August 27, 2024
P92 - Von Koch's conjecture (see also graceful labeling).
Several years ago I met a mathematician who was intrigued by a problem for which he didn't know a solution. His name was Von Koch, and I don't know whether the problem has been solved since. (The "I" here refers to the author of the Prolog problems.)
Anyway the puzzle goes like this: Given a tree with N nodes (and hence N-1 edges), find a way to enumerate the nodes from 1 to N and, accordingly, the edges from 1 to N-1 in such a way, that for each edge K the difference of its node numbers is equal to K. The conjecture is that this is always possible.
For small trees the problem is easy to solve by hand. However, it is extremely difficult to find a solution for larger trees, and 14 is already very large. And remember, we don't know for sure whether there is always a solution!

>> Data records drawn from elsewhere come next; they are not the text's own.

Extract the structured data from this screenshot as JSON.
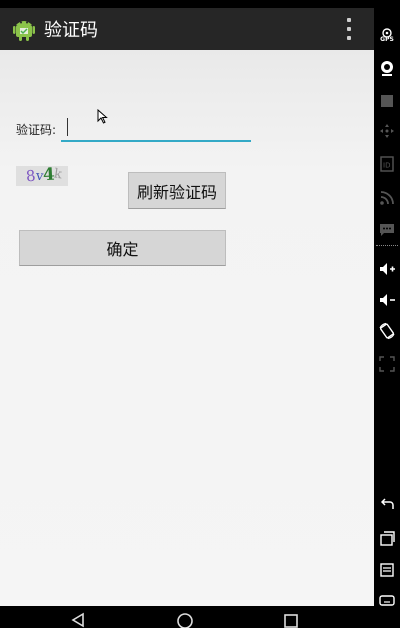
{
  "app": {
    "title": "验证码"
  },
  "form": {
    "code_label": "验证码:",
    "code_input_value": "",
    "captcha_chars": [
      "8",
      "v",
      "4",
      "k"
    ],
    "refresh_label": "刷新验证码",
    "confirm_label": "确定"
  },
  "sidebar": {
    "gps_label": "GPS"
  },
  "colors": {
    "actionbar": "#262626",
    "input_underline": "#33a9c6",
    "button_bg": "#d6d6d6",
    "content_bg": "#f5f5f5"
  }
}
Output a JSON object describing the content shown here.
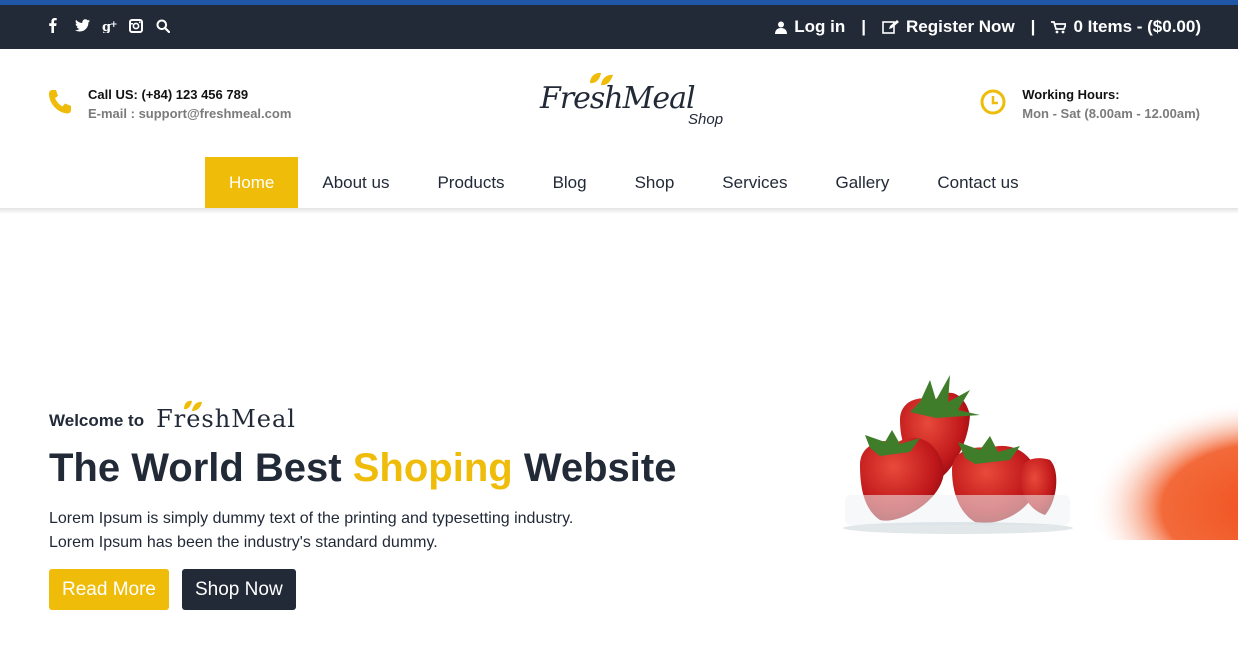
{
  "topbar": {
    "social": [
      {
        "icon": "facebook-icon",
        "glyph": "f"
      },
      {
        "icon": "twitter-icon",
        "glyph": "t"
      },
      {
        "icon": "google-plus-icon",
        "glyph": "g+"
      },
      {
        "icon": "instagram-icon",
        "glyph": "ig"
      },
      {
        "icon": "search-icon",
        "glyph": "search"
      }
    ],
    "login_label": "Log in",
    "separator": "|",
    "register_label": "Register Now",
    "cart_label": "0 Items - ($0.00)"
  },
  "header": {
    "call_label": "Call US: (+84) 123 456 789",
    "email_label": "E-mail : support@freshmeal.com",
    "logo_text": "FreshMeal",
    "logo_sub": "Shop",
    "hours_title": "Working Hours:",
    "hours_value": "Mon - Sat (8.00am - 12.00am)"
  },
  "nav": {
    "items": [
      {
        "label": "Home",
        "active": true
      },
      {
        "label": "About us"
      },
      {
        "label": "Products"
      },
      {
        "label": "Blog"
      },
      {
        "label": "Shop"
      },
      {
        "label": "Services"
      },
      {
        "label": "Gallery"
      },
      {
        "label": "Contact us"
      }
    ]
  },
  "hero": {
    "welcome": "Welcome to",
    "brand": "FreshMeal",
    "title_pre": "The World Best ",
    "title_highlight": "Shoping",
    "title_post": " Website",
    "desc_line1": "Lorem Ipsum is simply dummy text of the printing and typesetting industry.",
    "desc_line2": "Lorem Ipsum has been the industry's standard dummy.",
    "read_more": "Read More",
    "shop_now": "Shop Now"
  },
  "colors": {
    "accent": "#efbc0a",
    "dark": "#222a38",
    "top_stripe": "#1f56a6"
  }
}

Write a function that calculates a numbering scheme for a given tree. What is the solution for the larger tree pictured below?
kotlin
package org.kotlin99.misc
import com.natpryce.hamkrest.anyElement
import com.natpryce.hamkrest.assertion.assertThat
import com.natpryce.hamkrest.equalTo
import org.junit.Test
import org.kotlin99.common.containsAll
import org.kotlin99.common.permutationsSeq
import org.kotlin99.graphs.Graph
import org.kotlin99.graphs.Graph.TermForm
import org.kotlin99.graphs.Graph.TermForm.Term
import org.kotlin99.graphs.toGraph
import org.kotlin99.graphs.toTermForm
import java.util.*
import kotlin.math.abs
fun <V> Graph<V, *>.gracefulLabeling(): Sequence<Graph<String, Nothing>> {
val edgeLabels = 1.rangeTo(edges.size).toHashSet()

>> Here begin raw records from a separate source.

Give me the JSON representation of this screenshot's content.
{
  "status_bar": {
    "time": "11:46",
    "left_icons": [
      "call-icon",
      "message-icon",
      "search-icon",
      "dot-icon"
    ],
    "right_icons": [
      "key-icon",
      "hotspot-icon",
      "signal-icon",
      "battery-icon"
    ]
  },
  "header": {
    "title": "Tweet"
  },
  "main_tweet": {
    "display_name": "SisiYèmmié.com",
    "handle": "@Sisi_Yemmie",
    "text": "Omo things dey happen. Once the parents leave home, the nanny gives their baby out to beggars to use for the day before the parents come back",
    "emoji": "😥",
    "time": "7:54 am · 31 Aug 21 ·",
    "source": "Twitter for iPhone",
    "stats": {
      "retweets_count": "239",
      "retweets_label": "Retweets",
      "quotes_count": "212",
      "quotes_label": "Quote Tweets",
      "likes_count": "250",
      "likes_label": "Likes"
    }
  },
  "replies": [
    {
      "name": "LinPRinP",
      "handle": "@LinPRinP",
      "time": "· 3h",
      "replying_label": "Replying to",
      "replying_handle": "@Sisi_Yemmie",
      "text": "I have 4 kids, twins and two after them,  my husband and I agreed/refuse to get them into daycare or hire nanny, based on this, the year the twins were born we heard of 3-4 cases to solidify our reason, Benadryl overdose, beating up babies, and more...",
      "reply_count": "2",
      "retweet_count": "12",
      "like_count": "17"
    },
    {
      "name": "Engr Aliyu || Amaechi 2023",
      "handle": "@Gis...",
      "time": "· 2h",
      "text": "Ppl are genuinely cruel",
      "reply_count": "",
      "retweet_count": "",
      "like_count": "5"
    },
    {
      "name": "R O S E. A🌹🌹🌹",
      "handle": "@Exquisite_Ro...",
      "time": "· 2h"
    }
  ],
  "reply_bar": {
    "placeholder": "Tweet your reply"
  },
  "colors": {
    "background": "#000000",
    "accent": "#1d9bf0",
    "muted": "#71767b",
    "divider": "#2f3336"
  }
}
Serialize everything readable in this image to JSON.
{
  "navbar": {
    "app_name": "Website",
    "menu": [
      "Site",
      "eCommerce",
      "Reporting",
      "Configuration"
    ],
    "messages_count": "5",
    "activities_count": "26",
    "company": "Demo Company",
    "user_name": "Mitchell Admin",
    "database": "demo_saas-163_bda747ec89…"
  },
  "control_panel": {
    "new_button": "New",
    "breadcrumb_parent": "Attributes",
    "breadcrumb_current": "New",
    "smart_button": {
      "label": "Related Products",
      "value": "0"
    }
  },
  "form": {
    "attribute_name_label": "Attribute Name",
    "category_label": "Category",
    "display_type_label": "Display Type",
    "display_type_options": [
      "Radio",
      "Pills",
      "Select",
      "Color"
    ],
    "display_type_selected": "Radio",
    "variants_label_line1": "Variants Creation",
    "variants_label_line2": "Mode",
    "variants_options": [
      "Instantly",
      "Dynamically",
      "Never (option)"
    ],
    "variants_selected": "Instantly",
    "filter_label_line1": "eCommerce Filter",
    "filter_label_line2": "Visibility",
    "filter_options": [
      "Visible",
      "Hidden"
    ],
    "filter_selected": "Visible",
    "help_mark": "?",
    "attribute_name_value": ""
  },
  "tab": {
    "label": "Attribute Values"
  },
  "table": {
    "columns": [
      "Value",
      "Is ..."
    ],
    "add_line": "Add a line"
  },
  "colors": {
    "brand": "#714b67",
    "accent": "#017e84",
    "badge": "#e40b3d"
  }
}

return 1.rangeTo(nodes.size).toList()
.permutationsSeq()
.map { nodeLabels -> nodes.keys.zip(nodeLabels).toMap() }
.filter { mapping ->
val diffs = edges.mapTo(HashSet()) { edge ->
abs(mapping.getValue(edge.n1.value) - mapping.getValue(edge.n2.value))
}
diffs == edgeLabels
}
.map { mapping ->
toTermForm().run {
Graph.terms(TermForm(
nodes.map { mapping.getValue(it).toString() },
edges.map { Term(mapping.getValue(it.n1).toString(), mapping.getValue(it.n2).toString()) }
))
}
}
}
class P92Test {
@Test fun `basic graceful labeling`() {
assertThat("[a]".toGraph().gracefulLabeling().first(), equalTo("[1]".toGraph()))
assertThat("[a-b]".toGraph().gracefulLabeling().toList(), containsAll("[1-2]".toGraph(), "[2-1]".toGraph()))

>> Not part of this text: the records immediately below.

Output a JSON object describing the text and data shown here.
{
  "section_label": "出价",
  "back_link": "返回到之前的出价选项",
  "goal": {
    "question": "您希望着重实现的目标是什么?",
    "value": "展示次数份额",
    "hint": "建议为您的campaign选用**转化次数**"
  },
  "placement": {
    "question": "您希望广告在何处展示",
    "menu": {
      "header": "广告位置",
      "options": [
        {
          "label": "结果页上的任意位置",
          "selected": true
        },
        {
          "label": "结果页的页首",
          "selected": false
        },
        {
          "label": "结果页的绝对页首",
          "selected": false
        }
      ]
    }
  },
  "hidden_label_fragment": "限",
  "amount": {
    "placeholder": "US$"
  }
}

assertThat("[a-b, a-c]".toGraph().gracefulLabeling().toList(), containsAll(
"[1-2, 1-3]".toGraph(), "[1-3, 1-2]".toGraph(),
"[3-1, 3-2]".toGraph(), "[3-2, 3-1]".toGraph()
))
}
@Test fun `graceful labeling of examples in readme`() {
assertThat("[a-d, a-g, a-b, b-c, b-e, e-f]".toGraph().gracefulLabeling().toList(), anyElement(equalTo(
"[7-2, 7-1, 7-3, 3-6, 3-5, 5-4]".toGraph()
)))
// TODO too slow
// assertThat("[a-i, a-h, a-g, a-b, a-c, c-f, c-d, d-k, c-e, e-g, g-m, g-n, n-p]".toGraph().gracefulLabeling().first(), equalTo(
// "[7-2, 7-1, 7-3, 3-6, 3-5, 5-4]".toGraph()
// ))
}
}